Zero Boys - Hollywood (Cover Artwork)
Staff Pick

Zero Boys

Hollywood (2014)


More than 30 years after their humble beginnings in Indianapolis, Zero Boys are on quite a roll. In May, they released their first full length in 20 years, the very well received Monkey. Six months later comes Hollywood and this EP has a cool backstory. All of these songs were written by original guitarist Terry "Hollywood" Howe, who died of an overdose in 2001. This serves as a tribute to Howe, while also giving fans five songs that were never properly recorded.

Zero Boys are best known for their 1981 LP Vicious Circle. It is widely acknowledged as a classic of American hardcore, although it is not nearly as well known as many of its east or west coast counterparts. That album's sound is best defined as 90 second blasts of frenzied, Ramones' style punk played at an even more frantic pace. Most of the band's other releases, Hollywood included, are much closer to straight up rock and roll. Think the New York Dolls, or even the Rolling Stones. This little record has what can only be described as swagger.

Opening track "B.I.T.C.H.I.N.", is a classic song about girl trouble. Its chorus defies you to try to keep up and sing along. "Garbage Patrol" has a huge 80's style metal riff and the lyric "Save my soul/From the garbage patrol". "It's a Long Way Home" and "Queen of Siam" are solid songs with attitude to spare. "Rock and Roll Will Take its Toll" is a fitting closing track for Hollywood. It features bluesy, blistering guitar leads that would make Angus Young proud. You can't help but wonder if Howe had any idea how prophetic his words would be. Like any good EP, these fifteen minutes go by way too fast. It definitely leaves you wanting more.

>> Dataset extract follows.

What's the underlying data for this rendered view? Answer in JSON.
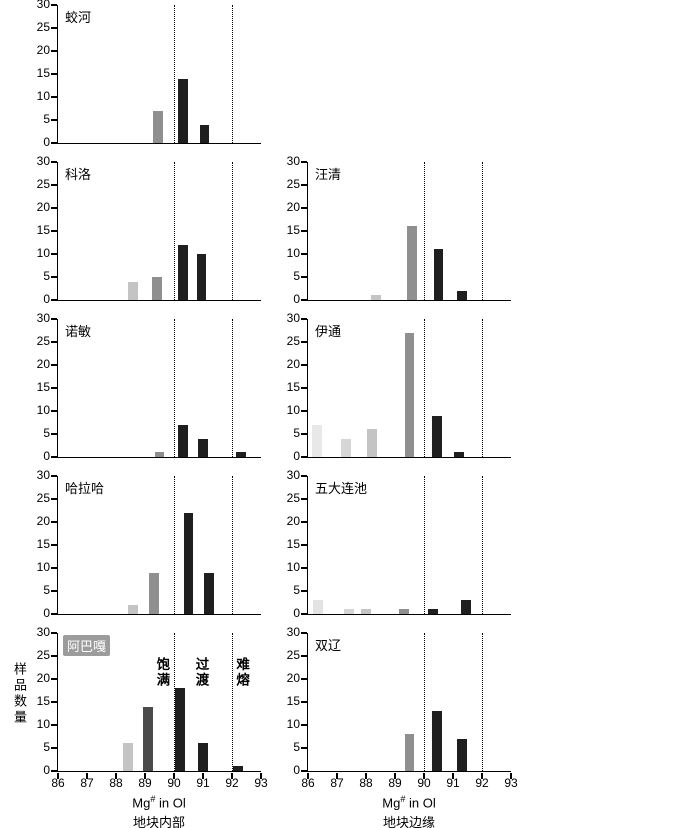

It's nice to see a classic Midwestern punk band getting a second (or fifth) wind. Geographic isolation hurt Zero Boys in the 80's, but technology has helped to level the playing field. It's also nice to hear a long running band put out strong new material. Hollywood is both a look back at a fallen friend, and a relevant sounding record. Too many of the legacy punk bands are living off of the 15 or 20 song they wrote when they were teenagers. Zero Boys deserve respect for what they've done in the past, but also for being viable now.